Andrew Gilman

As far as OU’s playoff chances go, it’s a good thing Clemson is in the discussion

As far as OU’s playoff chances go, it’s a good thing Clemson is in the discussion

Clemson is in trouble, and that’s a real good thing for Oklahoma, or else we might be talking about how Oklahoma could be on the outside of the College Football Playoff.

Yes. This season.

As good as Oklahoma has been, and should be the rest of the season, the fact Clemson has been less impressive and has a schedule worse than OU’s the rest of the way, is a nice dose of college football serendipity.

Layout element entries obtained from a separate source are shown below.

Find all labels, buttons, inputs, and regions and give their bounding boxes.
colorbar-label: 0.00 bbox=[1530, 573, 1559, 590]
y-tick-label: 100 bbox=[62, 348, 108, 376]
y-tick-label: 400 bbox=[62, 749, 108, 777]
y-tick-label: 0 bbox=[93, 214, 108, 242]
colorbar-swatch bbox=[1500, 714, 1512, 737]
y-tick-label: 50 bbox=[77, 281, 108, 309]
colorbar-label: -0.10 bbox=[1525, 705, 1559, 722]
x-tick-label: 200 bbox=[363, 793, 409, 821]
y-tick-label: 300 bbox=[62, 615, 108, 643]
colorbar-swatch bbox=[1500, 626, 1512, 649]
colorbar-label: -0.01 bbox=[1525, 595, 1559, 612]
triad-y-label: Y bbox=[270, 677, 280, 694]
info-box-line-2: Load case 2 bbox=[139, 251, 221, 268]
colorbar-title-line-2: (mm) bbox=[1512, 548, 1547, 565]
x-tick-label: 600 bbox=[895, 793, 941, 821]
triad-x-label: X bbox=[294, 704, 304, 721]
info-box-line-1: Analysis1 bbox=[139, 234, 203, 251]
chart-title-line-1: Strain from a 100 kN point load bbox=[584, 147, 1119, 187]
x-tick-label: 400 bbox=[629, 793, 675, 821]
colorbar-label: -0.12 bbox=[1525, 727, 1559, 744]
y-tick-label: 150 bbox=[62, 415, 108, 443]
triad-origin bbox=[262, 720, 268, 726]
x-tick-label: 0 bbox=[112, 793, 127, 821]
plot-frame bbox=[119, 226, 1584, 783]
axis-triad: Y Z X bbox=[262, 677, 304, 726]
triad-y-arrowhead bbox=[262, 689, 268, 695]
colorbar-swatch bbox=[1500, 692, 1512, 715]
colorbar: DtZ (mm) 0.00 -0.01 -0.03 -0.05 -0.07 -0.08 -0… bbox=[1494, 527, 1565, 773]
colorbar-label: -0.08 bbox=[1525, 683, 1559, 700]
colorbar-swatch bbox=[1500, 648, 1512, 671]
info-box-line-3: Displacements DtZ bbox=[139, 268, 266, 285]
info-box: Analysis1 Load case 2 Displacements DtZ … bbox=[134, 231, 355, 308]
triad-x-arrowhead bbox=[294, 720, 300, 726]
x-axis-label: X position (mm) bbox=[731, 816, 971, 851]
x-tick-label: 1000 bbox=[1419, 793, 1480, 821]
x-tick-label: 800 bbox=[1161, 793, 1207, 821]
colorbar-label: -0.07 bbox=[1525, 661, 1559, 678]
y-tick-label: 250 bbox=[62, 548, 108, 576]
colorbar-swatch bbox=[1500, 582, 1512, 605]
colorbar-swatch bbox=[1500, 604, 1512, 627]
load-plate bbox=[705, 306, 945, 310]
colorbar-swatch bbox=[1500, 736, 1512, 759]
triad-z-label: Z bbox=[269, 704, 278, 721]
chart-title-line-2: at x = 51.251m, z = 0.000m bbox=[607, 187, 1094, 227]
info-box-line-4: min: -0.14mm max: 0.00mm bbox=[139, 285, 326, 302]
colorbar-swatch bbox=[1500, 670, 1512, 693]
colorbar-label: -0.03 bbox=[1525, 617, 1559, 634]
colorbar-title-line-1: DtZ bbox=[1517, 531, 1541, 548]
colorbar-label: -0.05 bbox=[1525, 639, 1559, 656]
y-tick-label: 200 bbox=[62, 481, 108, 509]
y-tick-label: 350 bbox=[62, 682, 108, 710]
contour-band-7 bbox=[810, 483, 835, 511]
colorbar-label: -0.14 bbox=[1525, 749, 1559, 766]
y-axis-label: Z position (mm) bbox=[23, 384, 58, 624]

Now, Oklahoma did its part and scheduled what should have been a hearty non-conference lineup, however, it turned out UCLA and Houston aren’t really worthy opponents. It’s not OU’s fault their non-con stinks. But then again, it’s not anyone else’s fault that OU’s non-con stinks, either. You have to evaluate what’s available to evaluate. And this season OU doesn’t have a lot working in its favor as far as the pre-Big 12 schedule goes.

So, let’s spin it forward.

There’s a real good chance Clemson finishes the season unbeaten, considering it plays no ranked opponents the rest of the way. Clemson’s best win? The Tigers beat No. 12 Texas A&M. That’s a good win. Past that, there’s not much there.

But is that win enough to push the Tigers past a one-loss SEC team like Georgia or Auburn or Alabama which will have played a much more difficult schedule? Nope. Thanks to the ACC, Clemson is in trouble – even if the Tigers are undefeated. Clemson has Florida State, Louisville, Boston College, Wofford, North Carolina State, Wake Forest and South Carolina left. Wake is ranked No. 22. The likelihood of Wake still being ranked in the middle of November is about as likely as Wofford making the College Football Playoff.

Now, let’s talk Oklahoma. The Sooners need Texas and Oklahoma State to keep winning to make up for its non-conference shortcomings. Now, the Big 12 is certainly better than the ACC and Oklahoma State has been a little better than we expected, but Iowa State hasn’t exactly done its part. Baylor, TCU, West Virginia, K-State? Those teams aren’t moving any sort of needle.

Conference championships are nice and past year’s performances are admirable, but neither are supposedly part of the criteria the College Football Playoff committee uses to evaluate the teams. Teams don’t necessarily get extra credit for winning a conference title.

So, now we’re talking about Oklahoma, Ohio State, Wisconsin, maybe Notre Dame, Clemson and a trio or SEC teams for the four playoff spots. The Pac-12 has already eliminated itself. Past that, no one’s taking Penn Sate or Iowa as a serious playoff contender.

Ohio State would have games against ranked teams Wisconsin, Michigan State, Penn State and Michigan – and that’s before a conference championship game. Wisconsin has Ohio State, Michigan State and Iowa still to go and has beaten Michigan.

Any SEC team you want to choose has a worthy schedule, whether it’s LSU, Auburn, Georgia, Alabama and even Florida, thanks to the SEC grind. LSU already has a great road win over Texas. Auburn has a quality win against Oregon.

Meanwhile, Oklahoma has Oklahoma State and Texas and maybe Iowa State. That’s not particularly powerful, but when compared to Clemson, it sure is.

Clemson has, well, Clemson has ‘not exactly.’ Oklahoma has very little wiggle room the rest of the way. Clemson has none, but doesn’t need it.

The good news for Oklahoma in all of this discussion is that Clemson is involved in all this discussion. As long as Clemson is in the mix, Oklahoma is in good shape.